Problem. Rotate an array to the right by k steps, in place with O(1) extra space. For [1,2,3,4,5,6,7], k = 3 gives [5,6,7,1,2,3,4].
Brute force — O(n) time, O(n) space
Copy each element to its destination in a new array:
void rotateExtra(int[] a, int k) {
int n = a.length;
k %= n;
int[] out = new int[n];
for (int i = 0; i < n; i++) out[(i + k) % n] = a[i];
System.arraycopy(out, 0, a, 0, n);
}Clear, but uses O(n) extra space — and a rotate-by-one-k-times approach is O(n·k), far worse.
Optimal — O(n) time, O(1) space (triple reverse)

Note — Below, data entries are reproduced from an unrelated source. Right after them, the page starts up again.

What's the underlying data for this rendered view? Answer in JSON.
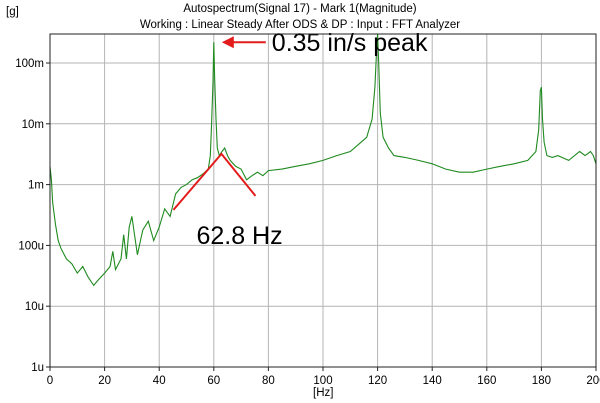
{
  "chart_data": {
    "type": "line",
    "title": "Autospectrum(Signal 17) -  Mark 1(Magnitude)",
    "subtitle": "Working : Linear Steady After ODS & DP : Input : FFT Analyzer",
    "ylabel": "[g]",
    "xlabel": "[Hz]",
    "y_scale": "log",
    "ylim": [
      1e-06,
      0.3
    ],
    "xlim": [
      0,
      200
    ],
    "x_ticks": [
      0,
      20,
      40,
      60,
      80,
      100,
      120,
      140,
      160,
      180,
      200
    ],
    "y_ticks": [
      {
        "value": 0.1,
        "label": "100m"
      },
      {
        "value": 0.01,
        "label": "10m"
      },
      {
        "value": 0.001,
        "label": "1m"
      },
      {
        "value": 0.0001,
        "label": "100u"
      },
      {
        "value": 1e-05,
        "label": "10u"
      },
      {
        "value": 1e-06,
        "label": "1u"
      }
    ],
    "grid": true,
    "series": [
      {
        "color": "#1f8a1f",
        "x": [
          0,
          0.5,
          1,
          2,
          3,
          4,
          6,
          8,
          10,
          12,
          14,
          16,
          18,
          20,
          22,
          23,
          24,
          26,
          27,
          28,
          29,
          30,
          32,
          34,
          36,
          38,
          40,
          42,
          44,
          46,
          48,
          50,
          52,
          54,
          56,
          58,
          58.7,
          59.2,
          59.7,
          60,
          60.3,
          60.8,
          61.3,
          62,
          63,
          64,
          65,
          66,
          68,
          70,
          72,
          74,
          76,
          78,
          80,
          85,
          90,
          95,
          100,
          105,
          110,
          114,
          116,
          118,
          119,
          119.6,
          120,
          120.4,
          121,
          122,
          124,
          126,
          130,
          135,
          140,
          145,
          150,
          155,
          160,
          165,
          170,
          175,
          178,
          179,
          179.6,
          180,
          180.4,
          181,
          182,
          184,
          186,
          190,
          194,
          196,
          198,
          199,
          200
        ],
        "y": [
          0.002,
          0.0012,
          0.0005,
          0.00022,
          0.00012,
          9e-05,
          6e-05,
          5e-05,
          3.5e-05,
          4.5e-05,
          3e-05,
          2.2e-05,
          2.8e-05,
          3.5e-05,
          4.5e-05,
          8e-05,
          4e-05,
          6e-05,
          0.00015,
          6e-05,
          0.0002,
          0.0003,
          7e-05,
          0.00018,
          0.00025,
          0.00012,
          0.0002,
          0.0004,
          0.0003,
          0.0007,
          0.0009,
          0.001,
          0.0012,
          0.0013,
          0.0015,
          0.0018,
          0.003,
          0.01,
          0.05,
          0.22,
          0.06,
          0.012,
          0.004,
          0.003,
          0.0035,
          0.004,
          0.003,
          0.0025,
          0.002,
          0.0018,
          0.0012,
          0.0014,
          0.0016,
          0.0014,
          0.0017,
          0.0018,
          0.002,
          0.0022,
          0.0025,
          0.003,
          0.0035,
          0.005,
          0.006,
          0.012,
          0.04,
          0.15,
          0.3,
          0.1,
          0.015,
          0.006,
          0.004,
          0.003,
          0.0028,
          0.0025,
          0.0022,
          0.0018,
          0.0016,
          0.0016,
          0.0018,
          0.002,
          0.0022,
          0.0025,
          0.0035,
          0.008,
          0.035,
          0.04,
          0.012,
          0.005,
          0.003,
          0.0028,
          0.003,
          0.0025,
          0.0035,
          0.003,
          0.0035,
          0.003,
          0.0022
        ]
      }
    ],
    "annotations": [
      {
        "id": "peak",
        "text": "0.35 in/s peak",
        "color": "#e31b1b",
        "x": 60,
        "y": 0.22
      },
      {
        "id": "freq",
        "text": "62.8 Hz",
        "color": "#e31b1b",
        "x": 62.8,
        "y": 0.0032
      }
    ]
  }
}
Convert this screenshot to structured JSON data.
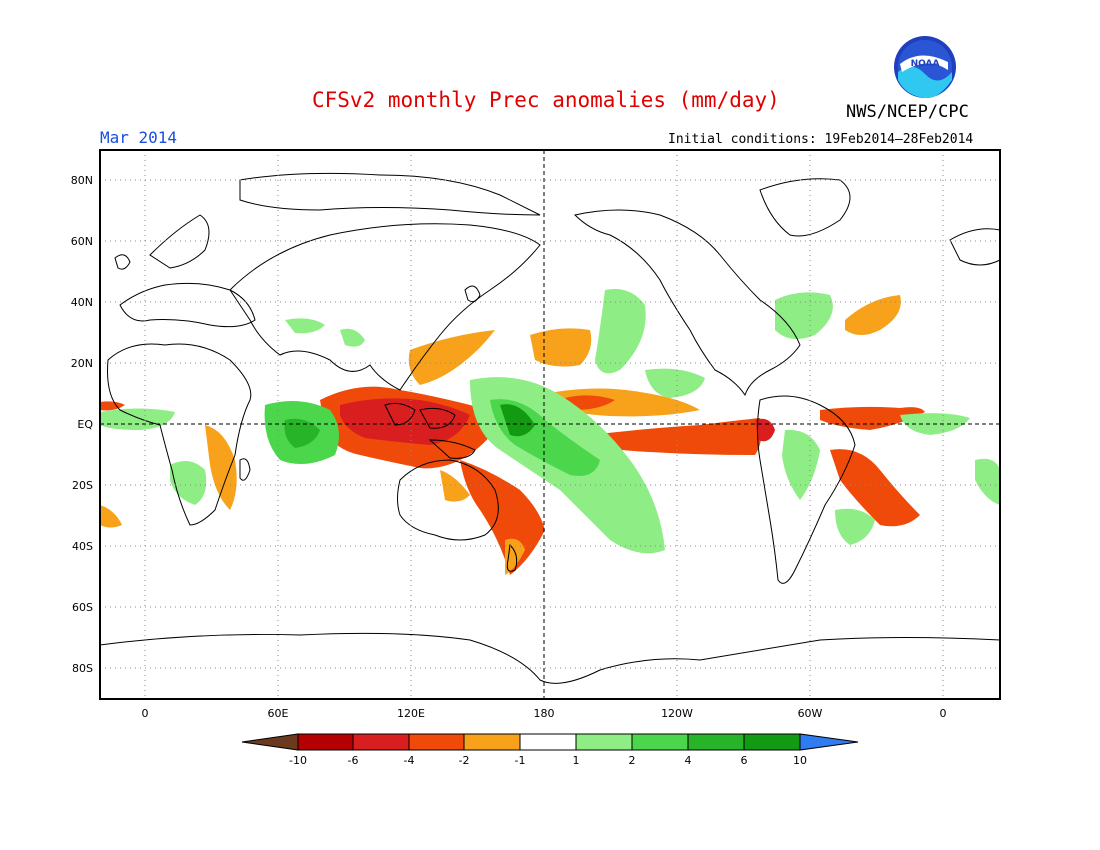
{
  "header": {
    "title": "CFSv2 monthly Prec anomalies (mm/day)",
    "agency": "NWS/NCEP/CPC",
    "logo_text": "NOAA",
    "month": "Mar 2014",
    "initial_conditions": "Initial conditions: 19Feb2014–28Feb2014"
  },
  "map": {
    "lat_labels": [
      "80N",
      "60N",
      "40N",
      "20N",
      "EQ",
      "20S",
      "40S",
      "60S",
      "80S"
    ],
    "lon_labels": [
      "0",
      "60E",
      "120E",
      "180",
      "120W",
      "60W",
      "0"
    ],
    "lat_values": [
      80,
      60,
      40,
      20,
      0,
      -20,
      -40,
      -60,
      -80
    ],
    "lon_values": [
      0,
      60,
      120,
      180,
      240,
      300,
      360
    ]
  },
  "colorbar": {
    "labels": [
      "-10",
      "-6",
      "-4",
      "-2",
      "-1",
      "1",
      "2",
      "4",
      "6",
      "10"
    ],
    "bins": [
      {
        "color": "#6b3a1e"
      },
      {
        "color": "#b40000"
      },
      {
        "color": "#d81e1e"
      },
      {
        "color": "#f04a0a"
      },
      {
        "color": "#f7a21a"
      },
      {
        "color": "#ffffff"
      },
      {
        "color": "#8eed85"
      },
      {
        "color": "#4cd64c"
      },
      {
        "color": "#28b428"
      },
      {
        "color": "#139a13"
      },
      {
        "color": "#2f7cf0"
      }
    ]
  }
}
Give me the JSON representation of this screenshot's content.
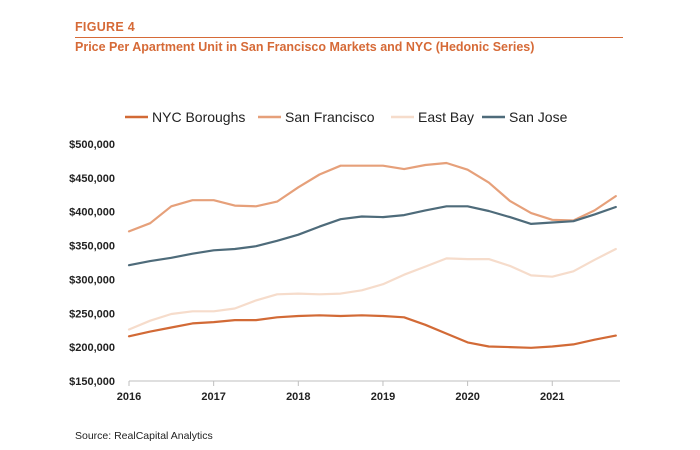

The key insight: a right-rotation by k splits the array into two blocks — the last k elements and the first n − k — and swaps their order. Reversing the whole array flips both block order and the internal order of each block; reversing each block back fixes the internal order. Three reversals, all in place:
public void rotate(int[] a, int k) {
int n = a.length;
k %= n; // k may exceed n
if (k == 0) return;
reverse(a, 0, n - 1); // whole array
reverse(a, 0, k - 1); // first k
reverse(a, k, n - 1); // rest
}
private void reverse(int[] a, int i, int j) {
while (i < j) {
int tmp = a[i]; a[i] = a[j]; a[j] = tmp;
i++; j--;
}
}Walking through [1,2,3,4,5,6,7], k = 3:
start: 1 2 3 4 5 6 7 reverse all: 7 6 5 4 3 2 1 reverse [0,2]: 5 6 7 4 3 2 1 reverse [3,6]: 5 6 7 1 2 3 4 <- rotated
Each element is touched a constant number of times across the three reversals → O(n) time, O(1) space.